Crónica. Fecharam a Pastelaria Suíça? E agora onde é que bebo um café e uma água por 4 euros e tal?

As despesas dos locais históricos não se pagam sozinhas. Mas muitos donos esquecem-se de algo essencial ao negócio: cuidar dos clientes.

É sempre isto quando fecha um sítio com História no centro de Lisboa. É a cidade que está à venda, são os bandidos dos turistas que estão a estragar isto tudo, são os desgraçados dos pequenos comerciantes que são expulsos das suas casas carismáticas, esmagados pelos terríveis capitalistas do imobiliário e do turismo.
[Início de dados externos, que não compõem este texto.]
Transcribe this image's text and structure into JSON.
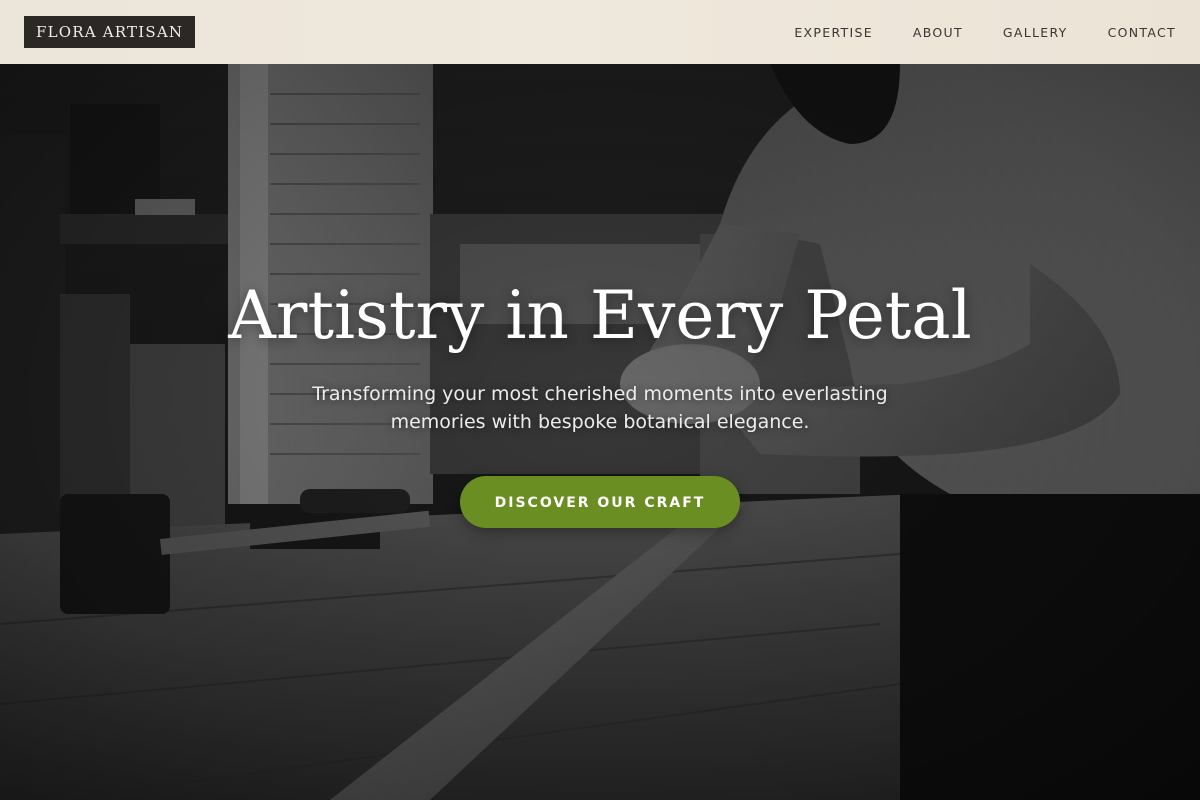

É a ladainha das redes sociais, semana sim, semana sim. Esta cantiga é entoada quase sempre por quem que não levanta o rabo do sofá de casa para ir a uma destas casas históricas vai para 20 anos, que não janta nos restaurantes emblemáticos desde os anos 90, e que nunca fez uma compra numa daquelas retrosarias da Baixa que toda a gente adora adorar, e toda a gente defende que deviam ser eternas porque são a alma de Lisboa.

Vamos lá à Suíça, então. Não sou cliente habitual da Pastelaria Suíça, mas já lá fui vezes suficientes para ter a minha opinião. E a minha opinião é simples e fácil de entender: aquilo é uma porcaria. É uma porcaria a todos os níveis. A comida é uma porcaria, o atendimento é uma porcaria, o tempo de espera é uma porcaria, os preços que praticam são uma porcaria, a decoração é uma porcaria. Até a esplanada das traseiras é uma porcaria. Safa-se a localização e a esplanada que dá para o Rossio. Volto a recordar que nada disto são factos, tudo isto é uma opinião muito minha. Nem sequer me podem acusar de ter apenas “uma ideia” do que é a Pastelaria Suíça, como muita gente tem. Nos últimos meses fui lá várias vezes, ainda há umas duas semanas me sentei na esplanada das traseiras e paguei quatro euros, ou quatro euros e tal, não me recordo ao certo, por um café e uma garrafa de água. Toma lá para aprenderes a ter juízo.

Não sei por que é que a Pastelaria Suíça vai fechar — e esta crónica não serve para discutir isso. Já li que são simplesmente os proprietários que querem vender o negócio, talvez, não faço ideia. O que sei é que por muita História que a Suíça tenha, isso de nada vale se o negócio não continuar a fazer sentido, se não souber viver no tempo de hoje, e a Pastelaria Suíça não sabe viver no tempo de hoje. Pior: muitos dos que lamentam que a Suíça feche lamentam também que os lisboetas estejam a ser expulsos do centro da cidade, e obrigados a ir viver para os arrabaldes. Ora, parece-me evidente o porquê de a Pastelaria Suíça se chamar Suíça e a Padaria Portuguesa se chamar Portuguesa. É que a primeira é perfeita para malta que vive na Suíça e está habituada a dar 4 paus por uma bica, enquanto que a segunda sabe que o lisboeta que vem dos arrabaldes para o centro fica muito feliz com um menu de pequeno-almoço a dois cinquenta, com suminho de laranja, sandes mista e café.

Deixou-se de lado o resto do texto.